JW Meetings through the eyes of a 4 year old
Over Christmas when we were having our family supper we mentioned that it was our 3rd Christmas and thought to ask the kids how much they remember from before we had the holidays.
Our oldest son vividly remembers not having Christmas and remembers how boring and annoying going to meetings were.
Our youngest is turning 5 and will grow up never knowing what a meeting is like or what it was like before we did the holidays.
Our middle son said he remembered the meetings and liked them. That comment both concerned me and puzzled me. I was concerned that he would have some lingering affection for meetings and later on seek out witnesses and get trapped again. The puzzling factor was he was absolute hell at the meetings, he wouldn't sit still, he would make noise and cause a fuss and I'd often have to drag him out of the hall or downstairs to try to get him to settle down. We would often leave early or I would be exhausted after from trying to settle him down.
Hoping to trigger a bit of the negative memories about meetings, I asked him if he remembered all the sitting, and fussing and boredom. He said he sure did.
Okay, I was now a bit more confused. I asked him if he liked the meetings so much, why did misbehave every single time.
"Because if I was bad, you'd take me downstairs. The meetings weren't fun, but I liked to spend time with you."

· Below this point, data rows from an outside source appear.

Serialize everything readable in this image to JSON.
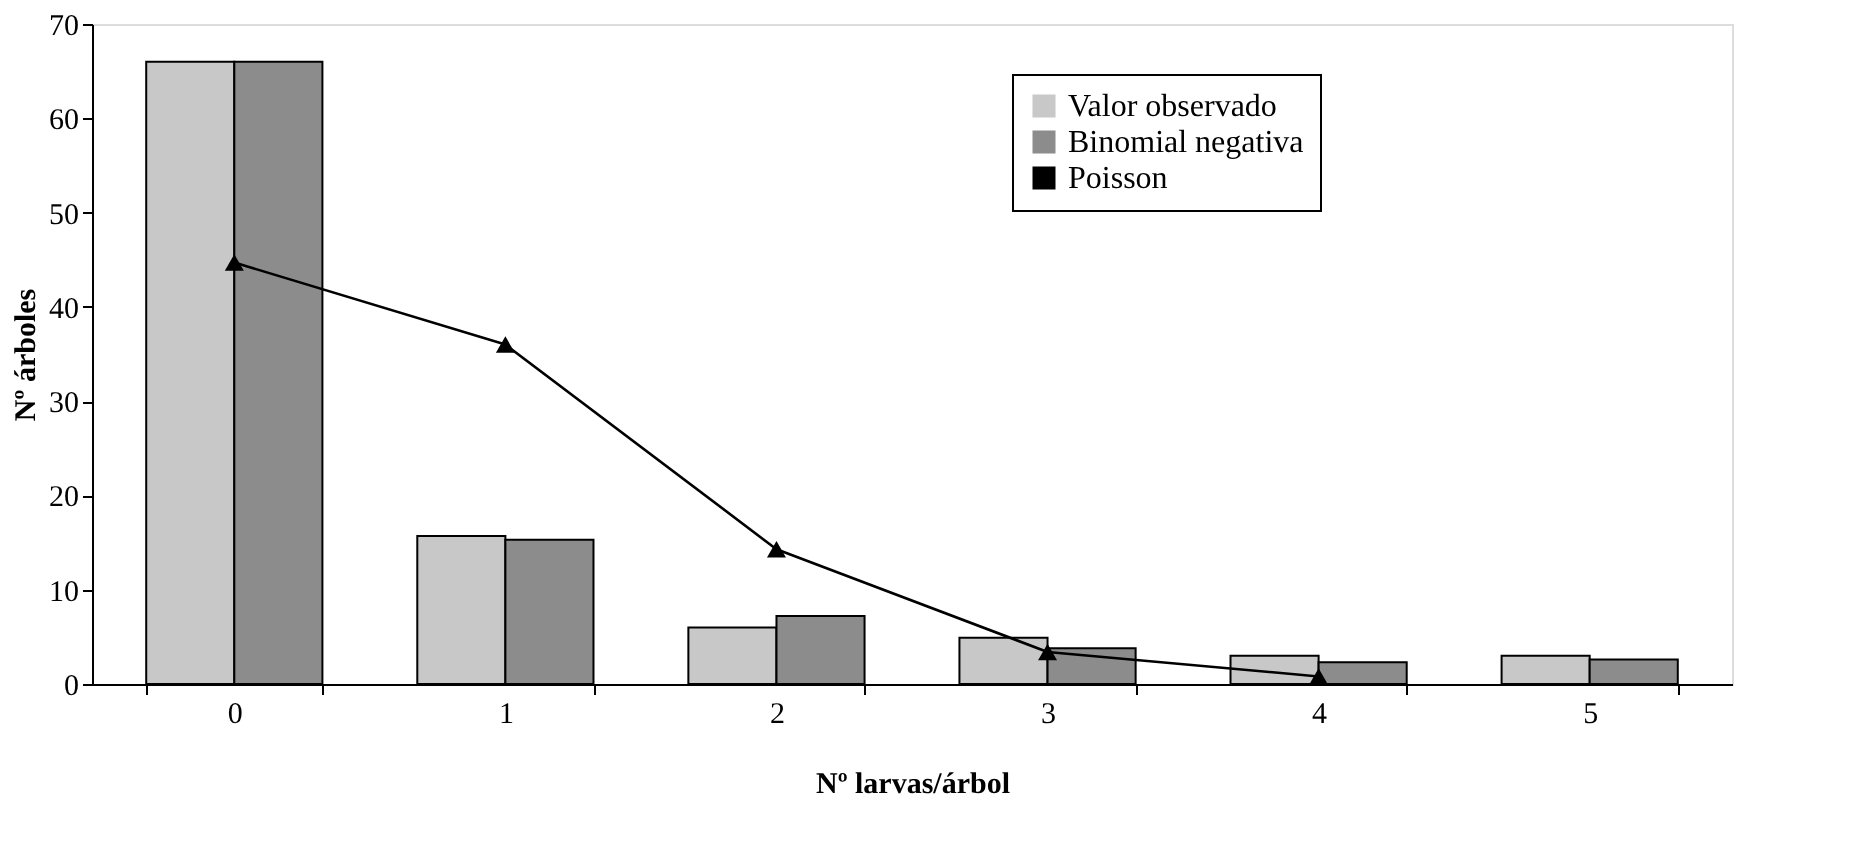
{
  "chart_data": {
    "type": "bar",
    "xlabel": "Nº larvas/árbol",
    "ylabel": "Nº árboles",
    "categories": [
      "0",
      "1",
      "2",
      "3",
      "4",
      "5"
    ],
    "series": [
      {
        "name": "Valor observado",
        "color": "#c8c8c8",
        "values": [
          66,
          15.7,
          6,
          4.9,
          3,
          3
        ]
      },
      {
        "name": "Binomial negativa",
        "color": "#8c8c8c",
        "values": [
          66,
          15.3,
          7.2,
          3.8,
          2.3,
          2.6
        ]
      },
      {
        "name": "Poisson",
        "type": "line",
        "color": "#000000",
        "marker": "triangle",
        "values": [
          44.7,
          36,
          14.3,
          3.4,
          0.8,
          null
        ]
      }
    ],
    "ylim": [
      0,
      70
    ],
    "yticks": [
      0,
      10,
      20,
      30,
      40,
      50,
      60,
      70
    ],
    "grid": false,
    "legend": "top right"
  }
}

So I got conned by a 4 year old, but thinking back he was alot smarter than I ever was.
Children are so honest.
Well, in my day, I would have got taken downstairs and spanked with a belt! Then I would have gotten another one when we got home. Many a time I spent in utter terror on the way home from a meeting thinking about the whipping I was going to get when I got home praying all the while to Jehovah that daddy would forget about it. He never did.
Oh my goodness, that's a keeper.
You're learning a valuable lesson in how not to unintentionally reinforce children's undesirable behaviour (i.e.,your son knew if he misbehaved, you'd remove him from the meetings and spend time with him). While it's kind of understandable now that missing meetings is no big deal, there may be other areas in life where you need to think through if your repsonse to your children's behaviour "rewards"the wrong kind of behaviour. Our children teach us so much.
JO, to my indefinite shame, I used to treat my oldest daughter in a similar fashion.
What a fool I was!
Steve2: trust me, the meetings were the only place that ever worked. My parents used spanking with belts and would have "practice meetings" at home to train us to sit still.
I refused to severely punish my children for not having the attention span to sit on an uncomfortable chair late at night with nothing to do but listen to some boring speech about selling books.
On the flip side, even after he settled down I'd spend another good 20 mins in the library since it was stocked with litterature back to the 1890's. My wife would thank me for the sacrifice of dealing with the children and letting her take in her "spiritual food".
Used to irk me when a few self righteous witnesses would offer their own "tips" for my problem child. Ranging from spankings to praying. Ewww on both.
At least now they are going to be able to celebrate Christmas and birthdays. It is hell to have to go through childhood without anything but boasting sessions and field circus. And, having to be different at school--no association with worldly people, no parties, no being able to play during school vacations, no nothing.
That's a special story. I bet you liked going downstairs away from the meeting, yourself.